再想想自己那兩個豬一樣的兒子,真的有點堵心。
昨天一大家子一起吃了一頓,大家互相都認識了,今兒個也就沒必要再湊到一起吃了,在哪邊住的就在哪邊吃飯,李梅梅家那邊,趙衛紅煮了玉米糊糊,蒸了一鍋玉米麵饅頭,煮了一大盆酸菜土豆,切了盤醃黃瓜。
李家成這小子還盼著能吃昨天那樣的飯呢,看著這沒肉菜臉立馬就耷拉下來了,像個泄了氣的皮球。
趙衛紅看在眼裡了,人多,吃細糧哪夠啊,就這些,都是他們一家人好幾天的口糧,都是實在親戚,也不做那些麵子活,填飽肚子才是正理。
雖說娃她奶隔三差五的還會送點細糧過來,但那都是攢著過節過年招待客人用的,哪能這麼可勁兒造。
昨天蒸饃就用了好幾斤白麵,一頓就吃完了。
她敲敲黃瓜碟,“飯管飽,大家夥兒都多吃點,這是梅梅醃的小黃瓜,拌玉米糊糊味道嘹的很,酸菜裡頭擱了豬油,老香了。”
老房這邊,吃的也都是些家常便飯,玉米餅子,拌湯,鹹菜疙瘩,燉豆角,蒸茄子,雖然粗野,但是也有鄉間風味,秦顏還吃的慣。

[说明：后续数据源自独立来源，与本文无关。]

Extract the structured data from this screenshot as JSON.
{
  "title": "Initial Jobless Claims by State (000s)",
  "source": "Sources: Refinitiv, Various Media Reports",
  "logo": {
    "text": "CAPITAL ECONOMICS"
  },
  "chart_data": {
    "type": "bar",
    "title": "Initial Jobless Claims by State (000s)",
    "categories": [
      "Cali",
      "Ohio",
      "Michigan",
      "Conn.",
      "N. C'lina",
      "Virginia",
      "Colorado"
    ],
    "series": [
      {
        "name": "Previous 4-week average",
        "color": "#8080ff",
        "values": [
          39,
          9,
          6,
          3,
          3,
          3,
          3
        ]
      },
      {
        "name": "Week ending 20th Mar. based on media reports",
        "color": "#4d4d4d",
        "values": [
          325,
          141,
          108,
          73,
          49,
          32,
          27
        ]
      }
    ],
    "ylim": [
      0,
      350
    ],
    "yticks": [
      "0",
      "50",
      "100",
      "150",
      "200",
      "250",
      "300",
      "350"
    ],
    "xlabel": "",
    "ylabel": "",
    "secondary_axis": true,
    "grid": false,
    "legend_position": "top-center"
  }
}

昨天死活不動筷子的李抗美今兒早上也“矜持”的連吃三個餅子。
這熊孩子還知道肚子餓呢!
當然知道了,李抗美昨晚上餓了一宿,做夢都夢到他吃雞腿呢。
今兒早發生了件尷尬的事兒,果然這人就不能做虧心事,李梅梅早上聽了壁角,一出門就碰見了隔壁馮家的新媳婦,挎著個籃子正要出門呢。
新媳婦還靦腆的衝著李梅梅打招呼,她這臉皮厚的也隻能忍著尷尬笑著和人說話。
吃了飯,該上工的都去上工了,該上班的也得去上班了。
在上班上工之前,幾個當叔叔的把準備的禮物給了抗美和援朝。
李保國,李衛國,還有李愛國給李抗美和李援朝是準備了禮物的,原本想著他們回Beijing的時候再給,後來一想也不知道他們什麼時候回去,那就現在給吧!
李保國給準備了兩根鋼筆,托趙建軍弄了兩張鋼筆票,花一個月的工資買了兩隻鋼筆,李衛國在紡織廠上班,就給兩人準備了幾塊的確良的布料,聽說城裡正流行這個,也是湊巧,和李紅英的禮重了,就合在一起當是兩家一起送的禮,李愛國給兩個一人包了一個十塊錢的紅包。